Cyclistic Customer Usage Trends in 2022
Ask
The Marketing Department of Cyclistic has asked the Analytics team to deliver actionable insights into the usage characteristics of Cyclistic’s customer base to determine how to convert existing Casual users into Membership holders, which represents a more profitable customer demographic.
Setup
library(tidyverse)
library(lubridate)
Prepare
The data for this product was imported from the company’s records in the form of 12 zip compressed CSV files. These were imported from the server using a bash script to gather all files pertaining to calendar year 2022 and stored locally in an rstudio project folder and managed on the teams local server as a Git repository. Only members of the team were given access to the source data. The CSV were created as read-only to maintain the integrity of the source data. After the csv files were reviewed the Zip files were removed from the repository.
#Import Data from source#Source URL: https://divvy-tripdata.s3.amazonaws.com/index.html#!/bin/bash# Set the base URL for the zip files
base_url="https://divvy-tripdata.s3.amazonaws.com/"
# Iterate through months 1 to 12
for month in {1..12}; do
# Add leading zero if the month is single digit
if ((month < 10)); then
month="0${month}"
fi
# Construct the file URL
file_url="${base_url}2022${month}-divvy-tripdata.zip"
# Download the file using curl
curl -O "$file_url"
done
The individual datasets were concatenated using the rbind() function with the following script:
# Set the directory path where the CSV files are located
directory <- "~/Desktop/gdac_cs_1/source"
# Get a list of all CSV files in the directory
csv_files <- list.files(directory, pattern = "\\.csv$", full.names = TRUE)

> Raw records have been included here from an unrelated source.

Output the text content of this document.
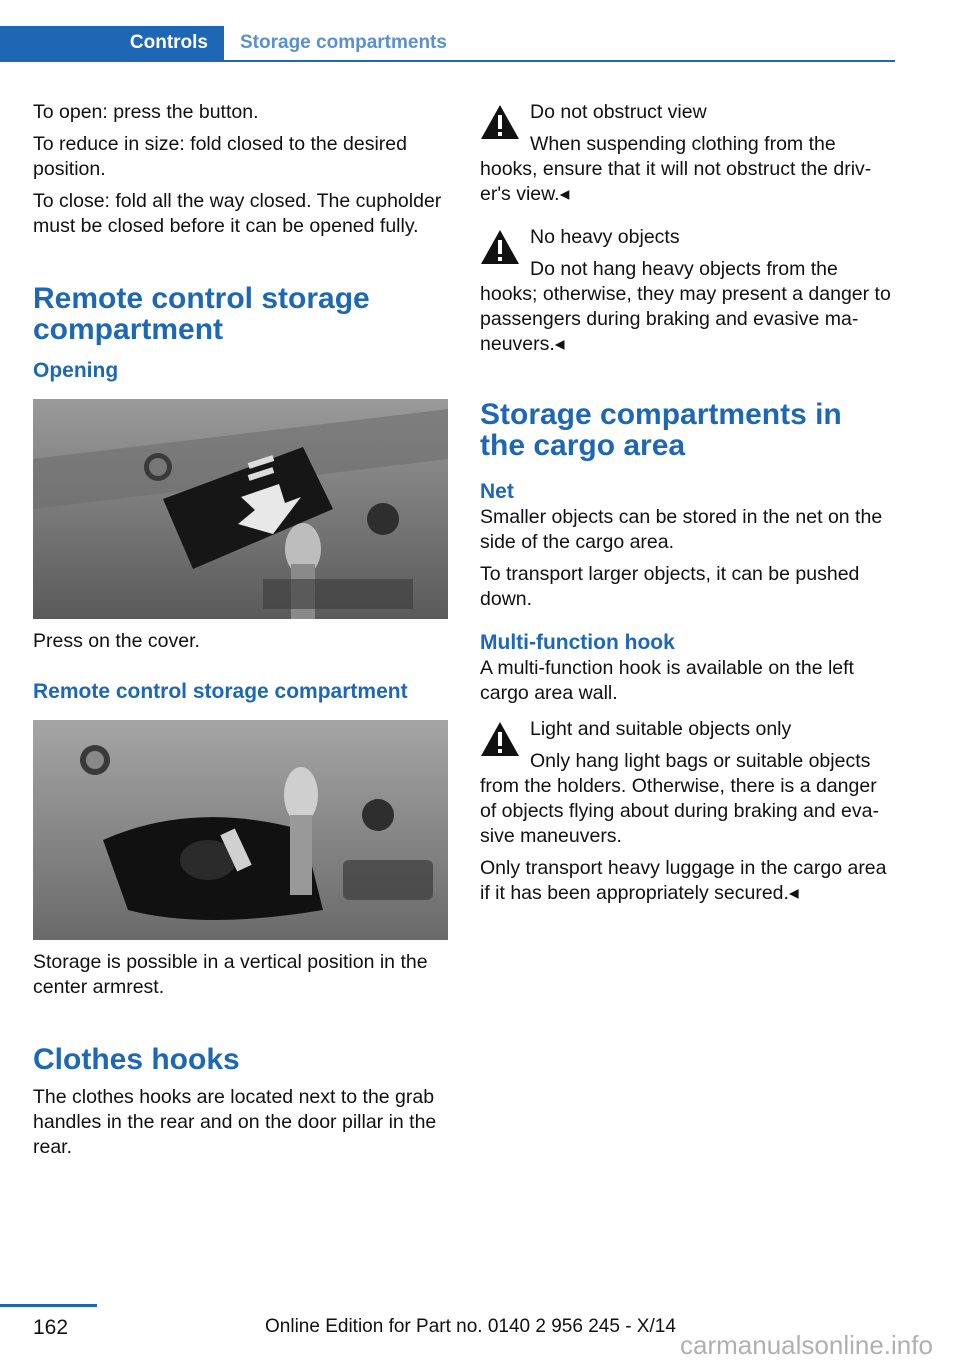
Controls	Storage compartments

To open: press the button.

To reduce in size: fold closed to the desired position.

To close: fold all the way closed. The cupholder must be closed before it can be opened fully.

Remote control storage compartment
Opening

Press on the cover.

Remote control storage compartment

Storage is possible in a vertical position in the center armrest.

Clothes hooks

The clothes hooks are located next to the grab handles in the rear and on the door pillar in the rear.

Do not obstruct view

When suspending clothing from the

hooks, ensure that it will not obstruct the driver's view.◂

No heavy objects

Do not hang heavy objects from the

hooks; otherwise, they may present a danger to passengers during braking and evasive maneuvers.◂

Storage compartments in the cargo area
Net

Smaller objects can be stored in the net on the side of the cargo area.

To transport larger objects, it can be pushed down.

Multi-function hook

A multi-function hook is available on the left cargo area wall.

Light and suitable objects only

Only hang light bags or suitable objects

from the holders. Otherwise, there is a danger of objects flying about during braking and evasive maneuvers.

Only transport heavy luggage in the cargo area if it has been appropriately secured.◂

162	Online Edition for Part no. 0140 2 956 245 - X/14
carmanualsonline.info
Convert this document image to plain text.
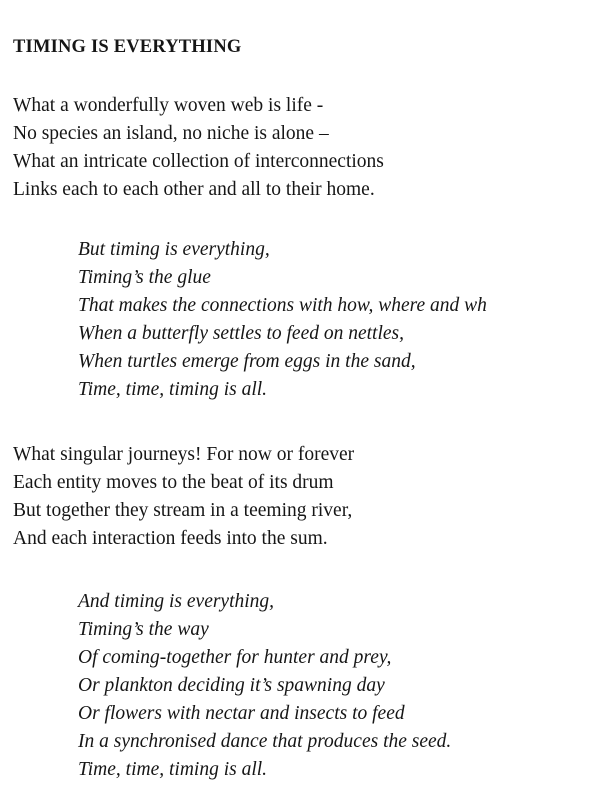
TIMING IS EVERYTHING
What a wonderfully woven web is life -
No species an island, no niche is alone –
What an intricate collection of interconnections
Links each to each other and all to their home.
But timing is everything,
Timing’s the glue
That makes the connections with how, where and wh
When a butterfly settles to feed on nettles,
When turtles emerge from eggs in the sand,
Time, time, timing is all.
What singular journeys! For now or forever
Each entity moves to the beat of its drum
But together they stream in a teeming river,
And each interaction feeds into the sum.
And timing is everything,
Timing’s the way
Of coming-together for hunter and prey,
Or plankton deciding it’s spawning day
Or flowers with nectar and insects to feed
In a synchronised dance that produces the seed.
Time, time, timing is all.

# Initialize an empty data frame to store the concatenated data
combined_data <- data.frame()
# Loop through each CSV file and concatenate the data
for (file in csv_files) {
# Read the CSV file
data <- read.csv(file)
# Concatenate the data using rbind
combined_data <- rbind(combined_data, data)
}
The complete dataset was was wriiten to the file 2202-all-divvy-tripdata.csv which was also set to Read Only. The dataset was then assigned to the object “df”.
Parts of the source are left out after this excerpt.